Airbus may have to sell production sites: Gallois
Airbus may have to sell some production sites as part of its restructuring plans, the planemaker’s new head said in remarks published on Wednesday.
Airbus chief Louis Gallois also told the Depeche du Midi paper that without the ‘Power8’ restructuring project, Airbus cannot launch the A350, its next model after the delayed A380 superjumbo, which is seen as vital to catch up with Boeing. “We are going to study everything without blinkers, including the solutions used by Boeing, which sold some of its sites. I don’t have any preconceived ideas, and we will be pragmatic,” Gallois told the southwestern French daily.
Gallois’ predecessor Christian Streiff, who quit after three months in the job earlier in October, started mapping out the plans to save 30% in structural costs as Airbus wrestled with fresh delays to its superjumbo.
Airbus faces pressure from many politicians to protect jobs. It has plants in France, Germany, Spain and Britain.
“Even without the A380 problems, we would have needed Power8 to cope with the weak dollar,” Gallois was reported as saying.
“Because of the dollar’s fall we have lost 20% in competitiveness against Boeing since the A380 was launched in ’00. We can’t stay in that situation. Without Power8, we cannot launch the A350. The future of Airbus is at stake.”
Airbus parent EADS will decide in two weeks whether to go ahead with the costlier version, a board member said. “The delay of the 380 has no importance at all. EADS’s problem is not the delay of the 380. The delay is a financial problem but will be resolved,” said Francois David, who is president of export insurance firm Coface and a member of the board of directors of EADS. “It is an excellent plane with clients ... and no rivals. It will be late by two years, or one and a half years, but it is not serious. What is serious is the new rival to the 787,” he told reporters in Paris.
“The question which will come up in 15 days’ time for the board of EADS is, do we launch a rival to the 787? That is the real question.”

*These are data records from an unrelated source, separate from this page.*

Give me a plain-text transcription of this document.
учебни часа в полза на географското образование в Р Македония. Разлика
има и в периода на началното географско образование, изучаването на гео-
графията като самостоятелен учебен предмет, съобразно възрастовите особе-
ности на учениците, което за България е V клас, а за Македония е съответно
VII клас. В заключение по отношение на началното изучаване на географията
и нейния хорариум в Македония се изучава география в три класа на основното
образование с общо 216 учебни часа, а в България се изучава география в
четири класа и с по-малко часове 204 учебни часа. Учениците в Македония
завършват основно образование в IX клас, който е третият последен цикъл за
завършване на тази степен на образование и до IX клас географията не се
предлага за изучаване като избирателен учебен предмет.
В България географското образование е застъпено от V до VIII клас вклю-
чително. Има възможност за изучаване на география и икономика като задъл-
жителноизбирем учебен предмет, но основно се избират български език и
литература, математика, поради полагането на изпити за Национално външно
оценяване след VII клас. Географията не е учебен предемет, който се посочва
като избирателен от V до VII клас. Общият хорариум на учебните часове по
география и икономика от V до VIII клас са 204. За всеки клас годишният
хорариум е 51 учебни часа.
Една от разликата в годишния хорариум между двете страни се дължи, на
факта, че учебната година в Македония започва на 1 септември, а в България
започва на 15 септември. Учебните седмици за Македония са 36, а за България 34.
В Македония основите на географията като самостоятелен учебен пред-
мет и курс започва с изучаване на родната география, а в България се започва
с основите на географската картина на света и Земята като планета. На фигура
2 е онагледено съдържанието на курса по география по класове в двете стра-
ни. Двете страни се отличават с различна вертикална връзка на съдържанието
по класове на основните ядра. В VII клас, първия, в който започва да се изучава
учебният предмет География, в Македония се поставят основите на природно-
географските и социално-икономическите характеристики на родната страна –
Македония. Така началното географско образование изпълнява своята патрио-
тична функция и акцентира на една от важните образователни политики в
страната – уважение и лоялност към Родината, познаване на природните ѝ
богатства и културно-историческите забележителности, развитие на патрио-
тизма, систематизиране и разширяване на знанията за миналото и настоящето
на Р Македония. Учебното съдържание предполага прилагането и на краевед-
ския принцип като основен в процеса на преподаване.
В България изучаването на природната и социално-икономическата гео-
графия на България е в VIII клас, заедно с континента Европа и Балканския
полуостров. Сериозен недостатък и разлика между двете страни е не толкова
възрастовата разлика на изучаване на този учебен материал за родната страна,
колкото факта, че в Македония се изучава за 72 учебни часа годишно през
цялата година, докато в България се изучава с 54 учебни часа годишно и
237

Meanwhile, the German government considers state intervention in troubled aerospace group and EADS as a last resort, a German magazine reported on Wednesday. The purchase of a stake through Germany’s state development bank KfW would only be a “last option” for the finance ministry and Angela Merkel’s chancellery, in the case that no private German investor could be found, Wirtschafts Woche reported in its online edition.
DaimlerChrysler, which is in the process of reducing its EADS stake from about 30% to 22.5%, has signalled its intentions to sell a further 7.5% stake.